The dual role of Mg in LPBF-processed high-strength AlMnScZr alloys: strengthening and thermal softening mechanisms

The dual roles of Mg in the room-temperature strengthening and high-temperature softening of LPBF-Processed AlMnScZr alloys are systematically elucidated. The addition of Mg promotes compositional supercooling during solidification, transforming the as-built columnar grains of the Mg-free alloy into a refined bimodal structure comprising alternating coarse and fine equiaxed regions. Mg also accelerates the formation of primary Al6Mn precipitates, increasing their size from ∼43.7 nm in the Mg-free alloy to 54.0 and 114.6 nm in alloys containing 1.5 and 3.5 wt.% Mg, respectively. During aging, Mg addition significantly enhances the dispersion and number density of secondary Al6Mn particles, while exerting negligible influence on the formation of nanoscale Al3(Sc, Zr) precipitates (∼3 nm).

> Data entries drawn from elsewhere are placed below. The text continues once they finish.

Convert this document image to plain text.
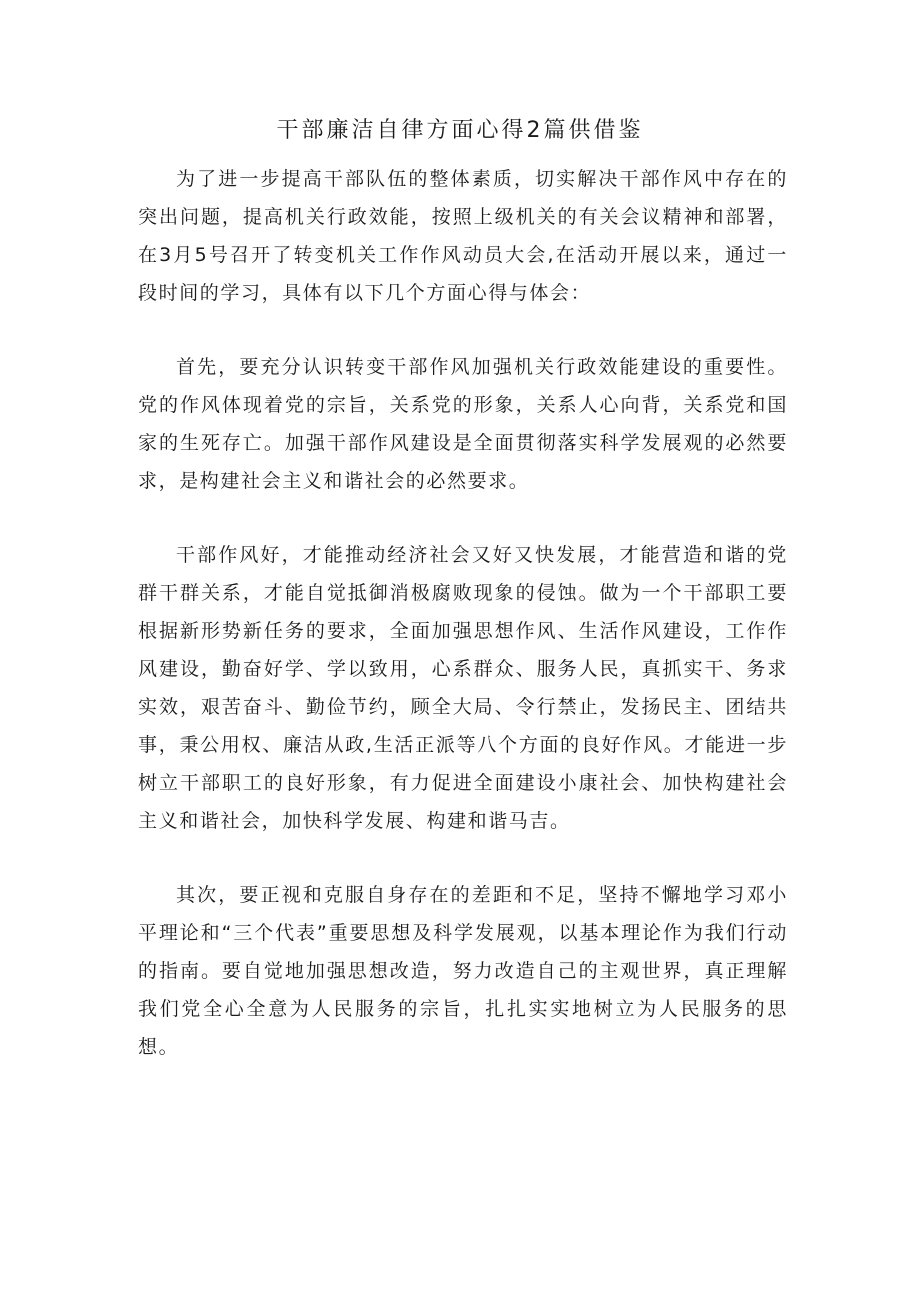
干部廉洁自律方面心得2篇供借鉴

为了进一步提高干部队伍的整体素质，切实解决干部作风中存在的突出问题，提高机关行政效能，按照上级机关的有关会议精神和部署，在3月5号召开了转变机关工作作风动员大会,在活动开展以来，通过一段时间的学习，具体有以下几个方面心得与体会：

首先，要充分认识转变干部作风加强机关行政效能建设的重要性。党的作风体现着党的宗旨，关系党的形象，关系人心向背，关系党和国家的生死存亡。加强干部作风建设是全面贯彻落实科学发展观的必然要求，是构建社会主义和谐社会的必然要求。

干部作风好，才能推动经济社会又好又快发展，才能营造和谐的党群干群关系，才能自觉抵御消极腐败现象的侵蚀。做为一个干部职工要根据新形势新任务的要求，全面加强思想作风、生活作风建设，工作作风建设，勤奋好学、学以致用，心系群众、服务人民，真抓实干、务求实效，艰苦奋斗、勤俭节约，顾全大局、令行禁止，发扬民主、团结共事，秉公用权、廉洁从政,生活正派等八个方面的良好作风。才能进一步树立干部职工的良好形象，有力促进全面建设小康社会、加快构建社会主义和谐社会，加快科学发展、构建和谐马吉。

其次，要正视和克服自身存在的差距和不足，坚持不懈地学习邓小平理论和“三个代表”重要思想及科学发展观，以基本理论作为我们行动的指南。要自觉地加强思想改造，努力改造自己的主观世界，真正理解我们党全心全意为人民服务的宗旨，扎扎实实地树立为人民服务的思想。
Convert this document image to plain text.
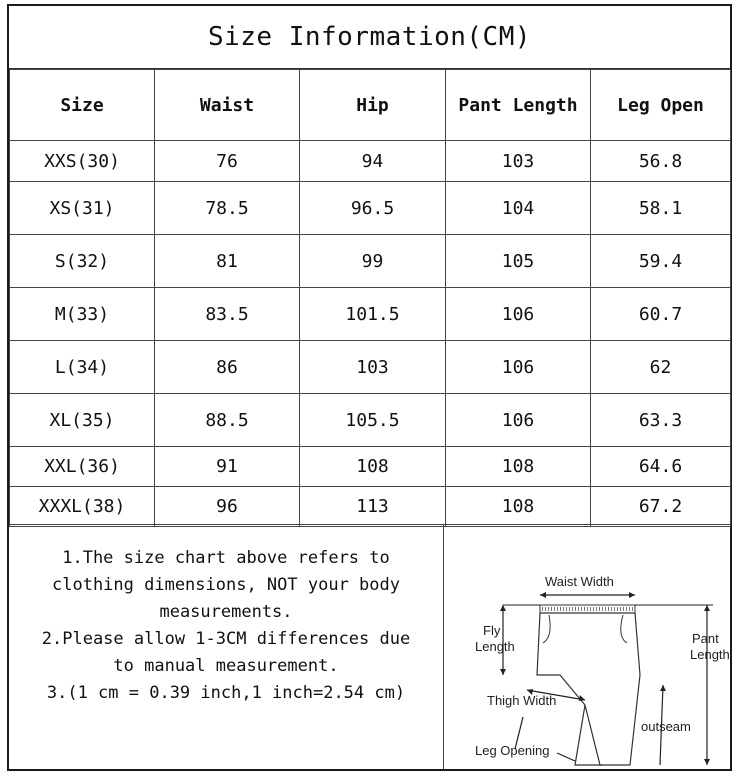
Size Information(CM)
Size	Waist	Hip	Pant Length	Leg Open
XXS(30)	76	94	103	56.8
XS(31)	78.5	96.5	104	58.1
S(32)	81	99	105	59.4
M(33)	83.5	101.5	106	60.7
L(34)	86	103	106	62
XL(35)	88.5	105.5	106	63.3
XXL(36)	91	108	108	64.6
XXXL(38)	96	113	108	67.2
1.The size chart above refers to
clothing dimensions, NOT your body
measurements.
2.Please allow 1-3CM differences due
to manual measurement.
3.(1 cm = 0.39 inch,1 inch=2.54 cm)
Waist Width
Fly
Length
Pant
Length
Thigh Width
outseam
Leg Opening
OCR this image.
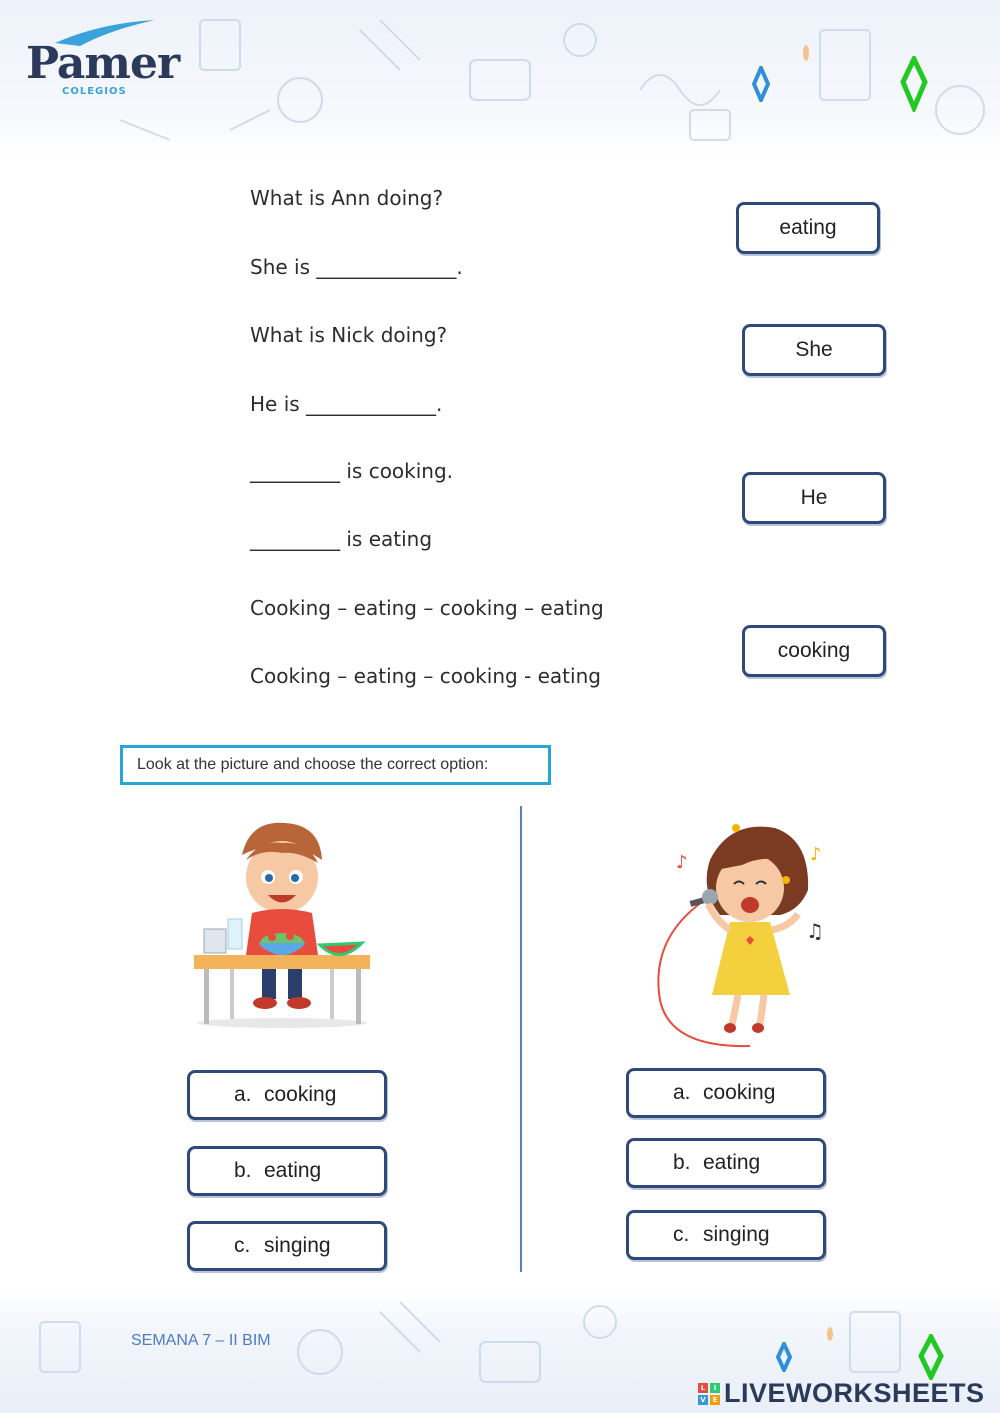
Pamer
COLEGIOS
What is Ann doing?
She is ______________.
What is Nick doing?
He is _____________.
_________ is cooking.
_________ is eating
Cooking – eating – cooking – eating
Cooking – eating – cooking - eating
eating
She
He
cooking
Look at the picture and choose the correct option:
♪	♪
♫
a. cooking
b. eating
c. singing
a. cooking
b. eating
c. singing
SEMANA 7 – II BIM
L	I
V E LIVEWORKSHEETS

The synergistic effects of solid-solution strengthening, precipitation hardening, and grain refinement yield superior room-temperature properties, achieving ultimate tensile strengths of 538 MPa (1.5 wt.% Mg) and 626 MPa (3.5 wt.% Mg). However, Mg addition also accelerates thermal softening in the AlMnScZr alloy. For instance, the yield strength at 300 °C drops to 108 MPa in the 3.5 wt.% Mg alloy, compared to 198 MPa in the base alloy. This strength loss is identified as being due to Mg-promoted coarsening of Al6Mn particles during thermal exposure.